Our consideration of the unauthenticated document should not be construed in derogation of the requirement of authentication as set forth in NRCP 56(e). We accord credence to the document on appeal primarily because of respondents' failure to timely object to its admission into evidence. All relevant evidence is admissible unless barred by a particular rule of evidence. The responsibility for objecting to the admission of incompetent evidence devolves upon the party who seeks its exclusion. See NRS 47.040(1)(a). "A rule of evidence not invoked is waived." I Wigmore on Evidence 790 (Tiller's Rev. 1983). In their reply points and authorities in support of summary judgment, respondents had the opportunity to object to the trial court's consideration of the document. They did not do so. Only after appellants filed their opening brief on appeal did respondents move to strike references to information contained in the document. Indeed, as far as we can determine, the district court considered the unauthenticated document in reaching its decision.
*251 Because we find there was a material issue of fact which might affect respondents' statutory immunity, the district court erred in granting summary judgment for respondents. We therefore reverse the order granting summary judgment and remand the case for trial.
NOTES
[1] Respondents have filed a motion to strike a portion of appellants' response to their petition for rehearing. Cause appearing, the motion is denied.
[2] Clark County was dismissed from the suit. This Court, in # 10735, affirmed the judgment of dismissal. 613 P.2d 407.
[3] NRS 433A.380 states as follows:
"Conditional release: Liability of state; restoration of rights; notice to court, district attorney.
"1. Except as otherwise provided in subsection 4, any person involuntarily admitted by a court may be conditionally released from a public or private mental health facility on convalescent leave when, in the judgment of the medical director of the facility, the convalescent status is in the best interest of the person and will not be detrimental to the public welfare.
"2. When a person is conditionally released pursuant to subsection 1, the state or any of its agents or employees are not liable for any debts or contractual obligations, medical or otherwise, incurred or damages caused by the actions of the person.

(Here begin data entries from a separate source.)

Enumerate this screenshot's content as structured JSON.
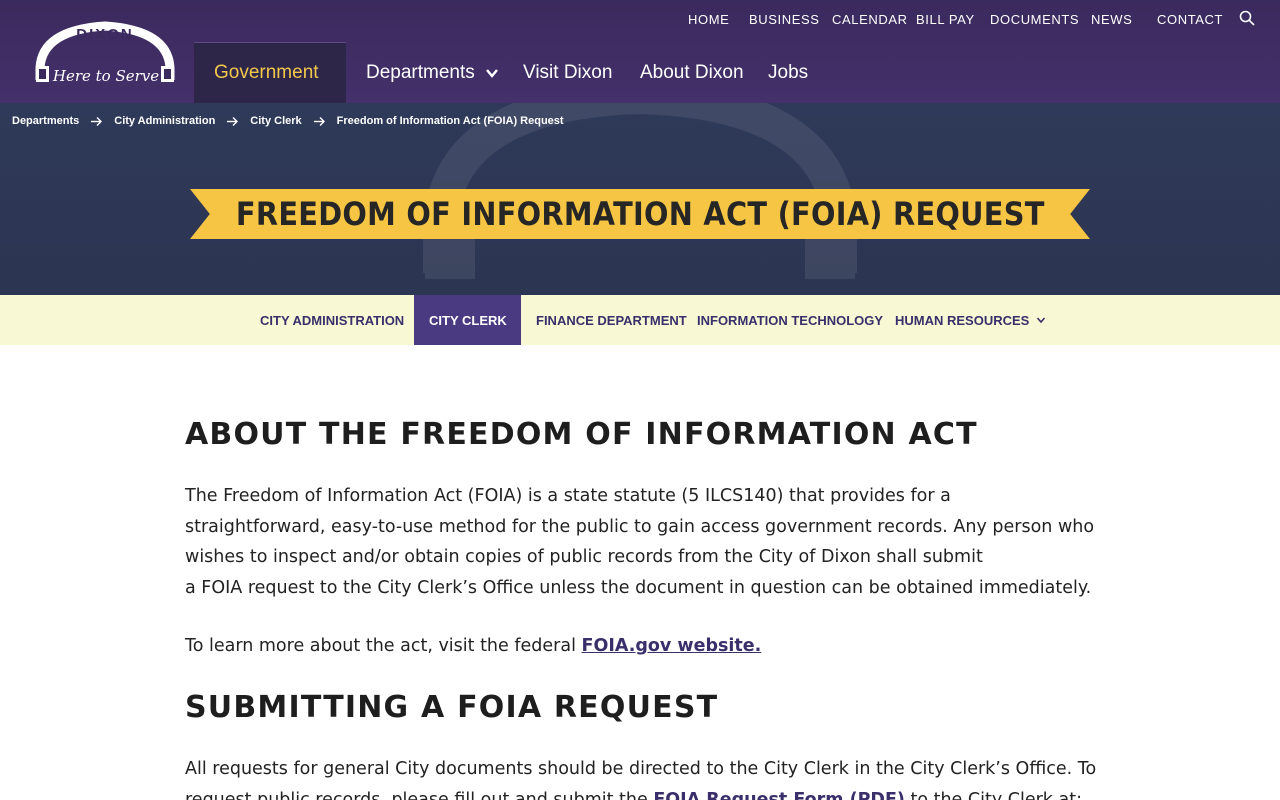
{
  "brand": {
    "logo_word": "DIXON",
    "logo_tagline": "Here to Serve",
    "header_color": "#3b2a5e",
    "accent_color": "#f6c544",
    "subnav_bg": "#f8f8d4",
    "link_color": "#3a2f6b"
  },
  "utility_nav": {
    "items": [
      "HOME",
      "BUSINESS",
      "CALENDAR",
      "BILL PAY",
      "DOCUMENTS",
      "NEWS",
      "CONTACT"
    ],
    "search_icon": "search-icon"
  },
  "main_nav": {
    "items": [
      {
        "label": "Government",
        "has_dropdown": true,
        "active": true
      },
      {
        "label": "Departments",
        "has_dropdown": true,
        "active": false
      },
      {
        "label": "Visit Dixon",
        "has_dropdown": false,
        "active": false
      },
      {
        "label": "About Dixon",
        "has_dropdown": false,
        "active": false
      },
      {
        "label": "Jobs",
        "has_dropdown": false,
        "active": false
      }
    ]
  },
  "breadcrumb": {
    "items": [
      "Departments",
      "City Administration",
      "City Clerk",
      "Freedom of Information Act (FOIA) Request"
    ]
  },
  "hero": {
    "title": "FREEDOM OF INFORMATION ACT (FOIA) REQUEST"
  },
  "sub_nav": {
    "items": [
      {
        "label": "CITY ADMINISTRATION",
        "has_dropdown": false,
        "active": false
      },
      {
        "label": "CITY CLERK",
        "has_dropdown": true,
        "active": true
      },
      {
        "label": "FINANCE DEPARTMENT",
        "has_dropdown": false,
        "active": false
      },
      {
        "label": "INFORMATION TECHNOLOGY",
        "has_dropdown": false,
        "active": false
      },
      {
        "label": "HUMAN RESOURCES",
        "has_dropdown": true,
        "active": false
      }
    ]
  },
  "content": {
    "section1_heading": "ABOUT THE FREEDOM OF INFORMATION ACT",
    "section1_para_lines": [
      "The Freedom of Information Act (FOIA) is a state statute (5 ILCS140) that provides for a",
      "straightforward, easy-to-use method for the public to gain access government records. Any person who",
      "wishes to inspect and/or obtain copies of public records from the City of Dixon shall submit",
      "a FOIA request to the City Clerk’s Office unless the document in question can be obtained immediately."
    ],
    "section1_para2_text": "To learn more about the act, visit the federal ",
    "section1_para2_link": "FOIA.gov website.",
    "section2_heading": "SUBMITTING A FOIA REQUEST",
    "section2_para_line1": "All requests for general City documents should be directed to the City Clerk in the City Clerk’s Office. To",
    "section2_para_line2_before": "request public records, please fill out and submit the ",
    "section2_para_line2_link": "FOIA Request Form (PDF)",
    "section2_para_line2_after": " to the City Clerk at:"
  }
}
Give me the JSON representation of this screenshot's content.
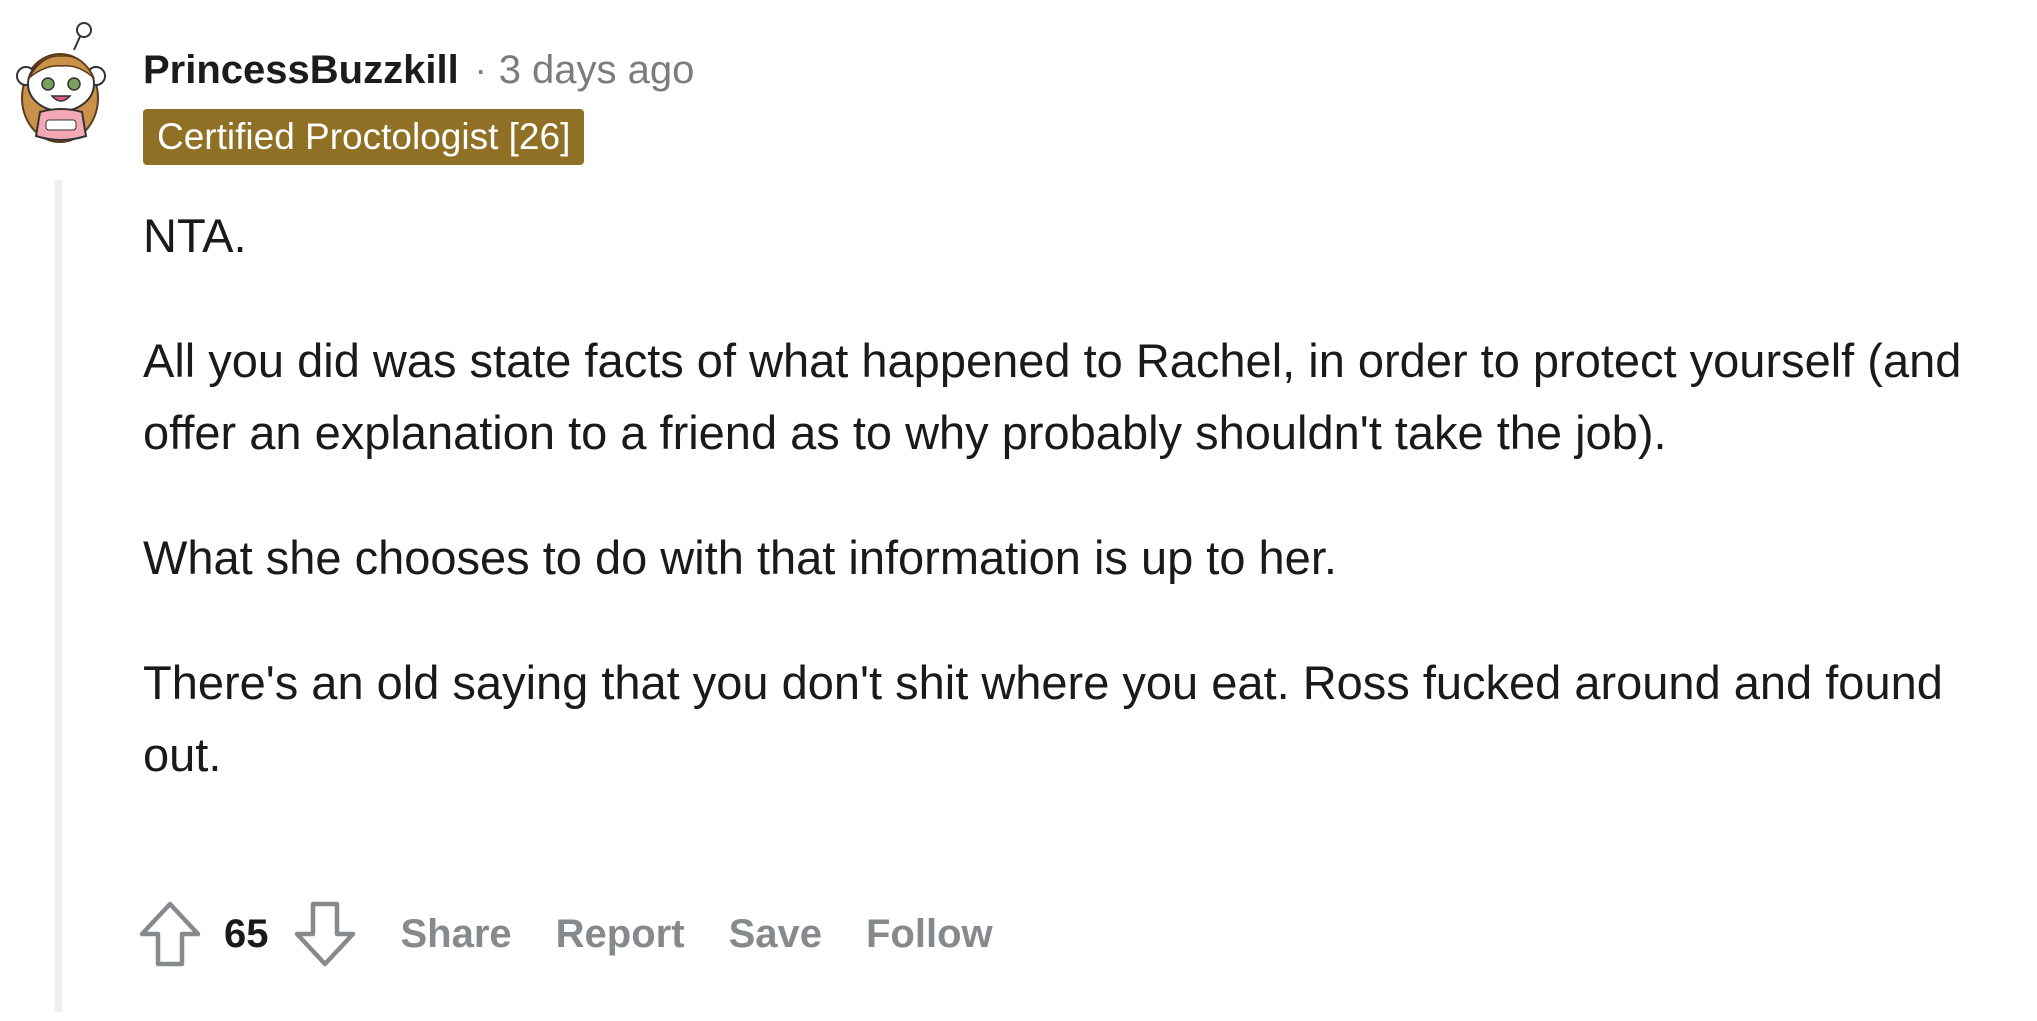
{
  "comment": {
    "username": "PrincessBuzzkill",
    "separator": "·",
    "timestamp": "3 days ago",
    "flair": "Certified Proctologist [26]",
    "paragraphs": [
      "NTA.",
      "All you did was state facts of what happened to Rachel, in order to protect yourself (and offer an explanation to a friend as to why probably shouldn't take the job).",
      "What she chooses to do with that information is up to her.",
      "There's an old saying that you don't shit where you eat. Ross fucked around and found out."
    ],
    "score": "65",
    "actions": {
      "share": "Share",
      "report": "Report",
      "save": "Save",
      "follow": "Follow"
    }
  },
  "colors": {
    "flair_bg": "#8f7024",
    "action_text": "#878a8c",
    "thread_line": "#edeff1"
  },
  "icons": {
    "avatar": "snoo-avatar-icon",
    "upvote": "upvote-arrow-icon",
    "downvote": "downvote-arrow-icon"
  }
}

"3. When a person who has been adjudicated by a court to be incompetent is conditionally released from a mental health facility, the administrative officer of the mental health facility shall petition the court for restoration of full civil and legal rights as deemed necessary to facilitate the incompetent person's rehabilitation.
"4. A person who was involuntarily admitted by a court because he was likely to harm others if allowed to remain at liberty may be conditionally released only if, at the time of the release, written notice is given to the court which admitted him and to the district attorney of the county in which the proceedings for admission were held."
[4] Respondents argued Maatallah's status in July, 1976 was "voluntary," although this would seem to undermine their immunity argument.
[5] If the trier of fact finds that Maatallah was on conditional release pursuant to NRS 433A.380 at the time of the killings, the trier of fact must further determine whether Maatallah's compliance with the conditions of his release was properly being monitored by LVMHC. Invocation of immunity for the actions of persons conditionally released is contingent upon the state's good faith efforts to enforce those conditions upon which release is premised.